The telechelic ionomers were based on either a polyisoprene (PIP) or polybutadiene (PBD) backbone. The PIP ionomers have been neutralized with various cations and neutralized to different levels. The bulk properties were found to be highly dependent on the nature of the cation, its valency, and its ionic radius. A series of sulfonated and carboxylated ionomers of similar molecular weight have been studied in order to compare the performance of sulfonated ionomers to that of the carboxylated counterpart. As expected, the nature of ionic association in the sulfonated ionomer was found to be much stronger than in the carboxylate ionomer. The extent of neutralization as well as variations in the non-ionic segment molecular was studied in the PBD telechelic ionomers. For the first time, a bimodal type of SAXS peak was observed for 2000 M̅_n, PBD ionomer.

In the segmented ionene polymers, the effect of the non-ionic segment (PTMO) molecular weight, the nature of the counterion (Cl vs. Br vs. I), and the architecture of the ionene segment were investigated. From SAXS analysis, a change in the morphology was indicated when the PTMO segment molecular weight exceeded 3400 M̅_n. It was estimated that the interfacial region was very sharp in all the materials investigated. One of the main limitations of the ionene polymers discussed herein is that the material undergoes irreversible degradation at elevated temperature. It has been shown that with the addition of an ionic plasticizer such as zinc stearate, the softening temperature of the ionene polymer is lowered which allows thermal processing without a major loss of properties.
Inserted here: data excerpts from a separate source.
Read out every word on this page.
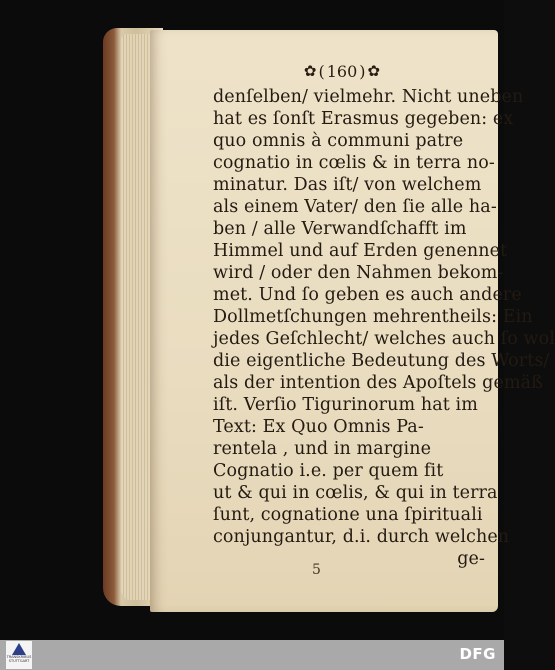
✿ ( 160 ) ✿
denſelben/ vielmehr. Nicht uneben
hat es ſonſt Erasmus gegeben: ex
quo omnis à communi patre
cognatio in cœlis & in terra no-
minatur. Das iſt/ von welchem
als einem Vater/ den ſie alle ha-
ben / alle Verwandſchafft im
Himmel und auf Erden genennet
wird / oder den Nahmen bekom-
met. Und ſo geben es auch andere
Dollmetſchungen mehrentheils: Ein
jedes Geſchlecht/ welches auch ſo wol
die eigentliche Bedeutung des Worts/
als der intention des Apoſtels gemäß
iſt. Verſio Tigurinorum hat im
Text: Ex Quo Omnis Pa-
rentela , und in margine
Cognatio i.e. per quem fit
ut & qui in cœlis, & qui in terra
ſunt, cognatione una ſpirituali
conjungantur, d.i. durch welchen
ge-
5
TRANSKRIBUS STUTTGART	DFG
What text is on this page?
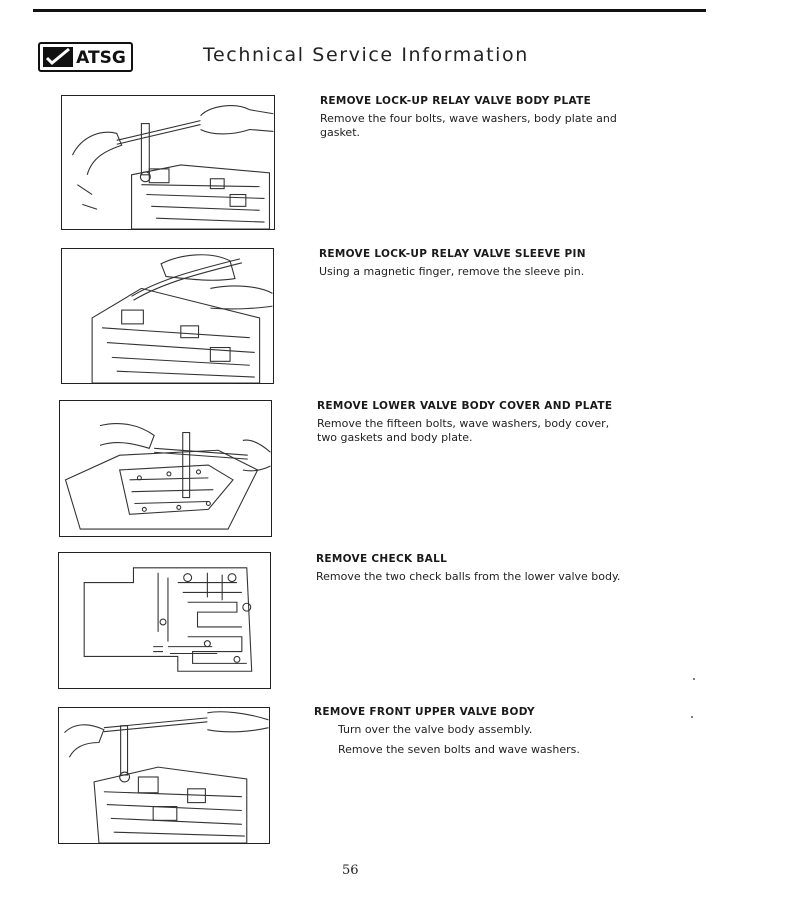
ATSG	Technical Service Information
REMOVE LOCK-UP RELAY VALVE BODY PLATE

Remove the four bolts, wave washers, body plate and gasket.

REMOVE LOCK-UP RELAY VALVE SLEEVE PIN

Using a magnetic finger, remove the sleeve pin.

REMOVE LOWER VALVE BODY COVER AND PLATE

Remove the fifteen bolts, wave washers, body cover, two gaskets and body plate.

REMOVE CHECK BALL

Remove the two check balls from the lower valve body.

REMOVE FRONT UPPER VALVE BODY

Turn over the valve body assembly.

Remove the seven bolts and wave washers.

56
A detailed morphological investigation of methacrylate based block ionomers was conducted. The effect of ionic block length, the architecture of the segments, and variations in the polarity of the glassy segments were investigated. Though the diblock materials exhibited poor tensile properties, the morphological features of these materials were very interesting. Multiple scattering peaks were observed in the diblock materials using SAXS. Both highly ordered as well as disordered regions were observed from TEM measurements. The spacing observed from TEM measurements correlates quite well with that observed from SAXS. Surprisingly, long range ordering was absent in the triblock ionomer with similar ion content. Finally, the spacing between the ionic domains were found to be a strong function of the ionic block length.